Risk Indicators & Red Flags
- Section 16(a) compliance: One Form 4 for Salem (issuance of deferred stock units) was filed one day late due to administrative error.
- Perquisites: Directors receive MGM Rewards Points annually and for three years post‑service (if conditions met); taxable and reported per policy.
- Shareholder concentration on Board: Two of the largest shareholders (together ~25%) are represented on the Board, which can influence governance dynamics; however, Board confirms independence determinations per NYSE/SEC standards.
- Hedging/pledging: Prohibited, which reduces alignment risk; Clawback policy in place.
Related‑Party Exposure
- Item 404 review framework described; no Salem‑related transactions disclosed. The only disclosed related‑party employment since 2024 involved the CEO’s son‑in‑law (President International Marketing; later President & COO, The Cosmopolitan).
Director Compensation Structure Analysis
- 2024 changes: Annual equity retainer increased to $215,000 (from $190,000) and cash retainer to $100,000 (from $90,000) to align with peer median per F.W. Cook.
- Mix: For Salem, 2024 pay mix is weighted to cash due to Board Chair retainer ($250,000) plus director/committee fees; equity retainer remains standardized across directors not declining compensation.

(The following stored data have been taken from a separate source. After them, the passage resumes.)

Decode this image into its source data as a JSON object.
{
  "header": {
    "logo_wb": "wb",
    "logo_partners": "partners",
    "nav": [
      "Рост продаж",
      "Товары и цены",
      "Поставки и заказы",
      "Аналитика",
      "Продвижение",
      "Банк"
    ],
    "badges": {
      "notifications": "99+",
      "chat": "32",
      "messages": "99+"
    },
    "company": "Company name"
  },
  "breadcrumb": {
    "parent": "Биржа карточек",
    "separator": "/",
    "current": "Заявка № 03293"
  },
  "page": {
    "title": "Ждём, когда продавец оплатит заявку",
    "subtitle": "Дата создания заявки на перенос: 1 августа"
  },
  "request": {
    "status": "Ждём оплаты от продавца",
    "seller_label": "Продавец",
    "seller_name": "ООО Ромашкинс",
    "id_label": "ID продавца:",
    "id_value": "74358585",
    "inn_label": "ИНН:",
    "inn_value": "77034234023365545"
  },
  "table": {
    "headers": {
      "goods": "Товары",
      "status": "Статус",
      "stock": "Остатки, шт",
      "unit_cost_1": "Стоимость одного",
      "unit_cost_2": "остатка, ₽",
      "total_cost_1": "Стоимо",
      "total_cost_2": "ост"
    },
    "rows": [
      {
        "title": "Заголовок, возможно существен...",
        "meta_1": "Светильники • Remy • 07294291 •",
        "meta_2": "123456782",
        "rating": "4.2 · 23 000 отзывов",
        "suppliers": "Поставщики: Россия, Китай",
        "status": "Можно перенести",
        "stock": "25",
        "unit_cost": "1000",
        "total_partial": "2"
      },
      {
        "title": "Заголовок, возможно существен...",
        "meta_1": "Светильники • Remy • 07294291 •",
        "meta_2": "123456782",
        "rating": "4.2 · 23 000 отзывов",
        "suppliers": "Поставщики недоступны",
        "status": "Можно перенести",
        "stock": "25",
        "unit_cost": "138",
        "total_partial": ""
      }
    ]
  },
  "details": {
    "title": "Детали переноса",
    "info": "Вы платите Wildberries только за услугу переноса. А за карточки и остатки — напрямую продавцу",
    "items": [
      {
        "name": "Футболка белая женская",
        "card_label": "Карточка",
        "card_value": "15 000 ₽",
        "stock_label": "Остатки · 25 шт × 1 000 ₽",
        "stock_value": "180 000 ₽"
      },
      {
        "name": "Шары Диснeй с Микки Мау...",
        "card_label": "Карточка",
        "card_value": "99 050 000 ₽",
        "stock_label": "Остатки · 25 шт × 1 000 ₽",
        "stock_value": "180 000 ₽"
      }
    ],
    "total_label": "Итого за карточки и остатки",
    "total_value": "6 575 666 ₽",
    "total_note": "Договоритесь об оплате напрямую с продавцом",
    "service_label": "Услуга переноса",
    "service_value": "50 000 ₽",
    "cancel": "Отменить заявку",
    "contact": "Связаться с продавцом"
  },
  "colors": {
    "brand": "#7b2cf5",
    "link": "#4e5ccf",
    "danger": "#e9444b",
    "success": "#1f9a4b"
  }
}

- Caps: Omnibus plan caps overall director compensation at $750,000 (higher cap for Chair).
Insider Trades
- Reported activity: Proxy notes a late Form 4 for Salem (issuance of deferred stock units) filed one day late due to administrative error; no additional Form 4 transaction details are disclosed in the proxy.
Governance Assessment
- Strengths: Independent Chair with deep finance/transactions background; Audit and Finance Committee memberships with “financial expert” designation; robust anti‑hedging/pledging and clawback policies; director ownership guidelines with compliance/on‑track status; structured director pay with clear caps; strong say‑on‑pay support.
- Watch items: Administrative late Section 16 filing; perquisite use of facilities (modest); concentrated shareholder representation on Board warrants continued monitoring for potential perceived influence, though independence is affirmatively determined.